Комиссия хоть и разделилась на две группы, а все равно одну воду в ступе толкла. Поэтому и непонятно было, что больше изучалось — материальное изобилие или духовное.
Сысоечкин решительно отказался давать какие бы то ни было пояснения и все просил ему тетрадочку вернуть. Над ним посмеивались, еще с большей силой закрепилась за ним дурная слава: глуп как пробка. Между тем Сысоечкин без дела не сидел, а с еще большим рвением умножал и делил цифирьки, разносил их в ведомости, просил Манечку ему помочь, и Манечка отказать не могла Сысоечкину, потому как что-то общее меж ними произошло с того вечера, когда выплакался при ней глупенький счетоводик. На Сысоечкина никто внимания не обращал, без него было дел по горло, впрочем, кое-кто решил, что счетовод окончательно рехнулся, что было весьма и весьма на руку Шарову.
Зато бухгалтерша Меднова плескалась и плескалась меж двух групп комиссии и любые справочки, любые атаки и контратаки отбивала: по ее ведомству все в ажуре, а уж что там, за пределами ажура, этого она не могла пресечь, хотя и постоянно ставила вопрос ребром: всем известны ее конфликты с Шаровым, который, не скрывая, подыскивал себе нового бухгалтера.
Шаров держался: никто не посмеет его тронуть — не те времена, это предки его изуверски были луплены на плацу, и то всегда вспоминали и рассказывали Шарову, с какой радостью они переносили боль, чтобы не выдать тайное место, где захоронены были какие-нибудь дышла или косяки лошадей.

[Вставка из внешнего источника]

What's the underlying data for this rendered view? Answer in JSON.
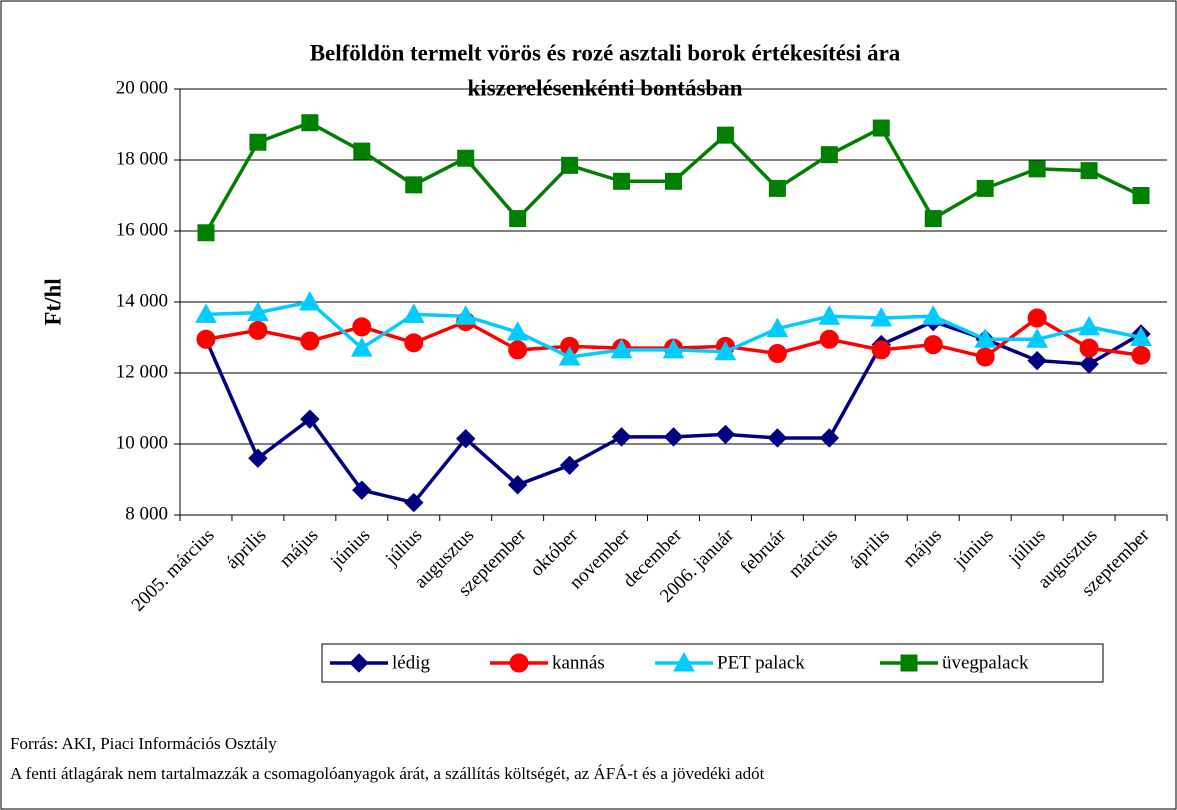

— И пышуть, и пышуть, и пышуть! — докладывал Ка-менюка. — Даже обруча от бочек, оти ржави, и ти записывать стали.
— Хай пышуть! — гневно сверкнув очами, отвечал Шаров. — Наша совесть чиста.
Он эти слова насчет совести и Белль-Ланкастерскому сказал, и другим членам комиссии сказал, и никто ему возразить не смел: все помнили, как еще не так давно он в фаворе был, и его, а не кого-нибудь, трижды целовали представители власти. Больше того, Шаров в эти трудные для Нового Света дни будто преобразился: еще ласковей он к животным стал относиться, стал великодушным с детьми и воспитателями, точно утешение находил в этой заботе.
Два витка колючей проволоки доставили из соседнего колхоза, и три мешка конского волоса, и микроскоп привезли, и еще немало разного добра вернули на прежнее место.
— Где взяли? — спрашивал Росомаха.
— Все на свалке. Сказал же вам, на свалке.